Page 1 of 1

charset problem when loading data

Posted: Tue Mar 06, 2007 2:36 am
by orlandinho
hi

i have de following problem:

i have a database in utf8-general_ci charset, i have to fill it with some data from other database

in the other database i have tables with data using characters like Ñ and they stored well in database

when i do select * into outfile ......, it creates a file that´s ok

when i try to load this file in my utf8 database i receive a message: "Data too long for column col1"

on the other hand , i have another pc with ubuntu and mysql, when i do select * into outfile. it creates a file similar to the first
but when i do "load data infile ...." with this file it uploads correct data with no problem

i opened both files and they are similar, how can i resolve this :O

Re: charset problem when loading data

Posted: Tue Mar 06, 2007 3:07 am
by volka
orlandinho wrote:i have a database in utf8-general_ci charset, i have to fill it with some data from other database

in the other database i have tables with data using characters like Ñ and they stored well in database
And the data in this "other" database has what character encoding?
orlandinho wrote:when i do select * into outfile ......, it creates a file that´s ok
instead run

Code: Select all

SHOW FULL COLUMNS FROM tablename
What does it say about the collation?

Posted: Tue Mar 06, 2007 10:34 am
by orlandinho
the other database is in utf8 also

collation: ut8

even if they were in different charsets, when i take data into a file, it looks ok
but when i load it i don´t know why it doesn´t recognize the Ñ

when i try to manually insert a Ñ in a row, it goes ok also

Posted: Tue Mar 06, 2007 10:55 am
by volka
When you open the file in a text editor, do you see the character Ñ ?
What text editor do you use? Is it utf8-aware?

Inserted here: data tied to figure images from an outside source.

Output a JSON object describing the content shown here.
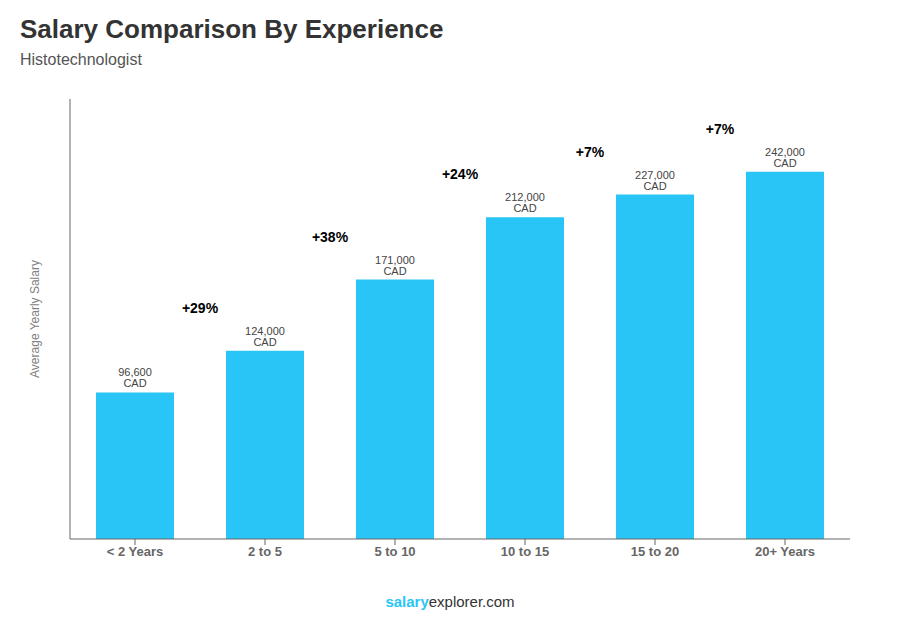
{
  "chart_data": {
    "type": "bar",
    "title": "Salary Comparison By Experience",
    "subtitle": "Histotechnologist",
    "categories": [
      "< 2 Years",
      "2 to 5",
      "5 to 10",
      "10 to 15",
      "15 to 20",
      "20+ Years"
    ],
    "values": [
      96600,
      124000,
      171000,
      212000,
      227000,
      242000
    ],
    "value_labels": [
      "96,600 CAD",
      "124,000 CAD",
      "171,000 CAD",
      "212,000 CAD",
      "227,000 CAD",
      "242,000 CAD"
    ],
    "data_labels": true,
    "annotations": [
      "+29%",
      "+38%",
      "+24%",
      "+7%",
      "+7%"
    ],
    "color": "#29C5F6",
    "ylabel": "Average Yearly Salary",
    "ylim": [
      0,
      290000
    ],
    "tick_labels": "x",
    "grid": false,
    "watermark": [
      "salary",
      "explorer.com"
    ]
  }
}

Posted: Tue Mar 06, 2007 12:00 pm
by orlandinho
i use notepad

i also had the data in MS SQL, and export it to a text file, in the file there were ok the Ñ s
but when i load data, it doesn´t recognize Ñ

Posted: Tue Mar 06, 2007 10:27 pm
by volka
notepad is afaik not utf-8 aware. Therefore if you see the Ñ and not Ñ the data is not utf8 encoded.

Posted: Tue Mar 06, 2007 11:19 pm
by Kieran Huggins
Editplus supports UTF-8 - check it out.

Posted: Tue Mar 06, 2007 11:53 pm
by volka
Urgs, notepad is utf-8 aware :-S
Windows XP Professional Product Documentation wrote:Notepad allows you to create and open documents in several different formats: ANSI, Unicode, big-endian Unicode, or UTF-8.
So this tells us nothing. Ok, back to square one.

Code: Select all

<?php
$datafile = '...'; // <- enter outfile here
$c = file_get_contents($datafile);

echo 'iso-8859-1: ', strpos($c, chr(209)) ? 'yes':'no', "<br />\n";
echo 'utf-8: ', strpos($c, chr(195).chr(145)) ? 'yes':'no', "<br />\n";
?>
please run this script on your sql outfile (containing at least one Ñ). What does it say about iso/utf?

Posted: Wed Mar 07, 2007 12:01 am
by orlandinho
i used edit+ to open the file and save it as utf
it worked

thanks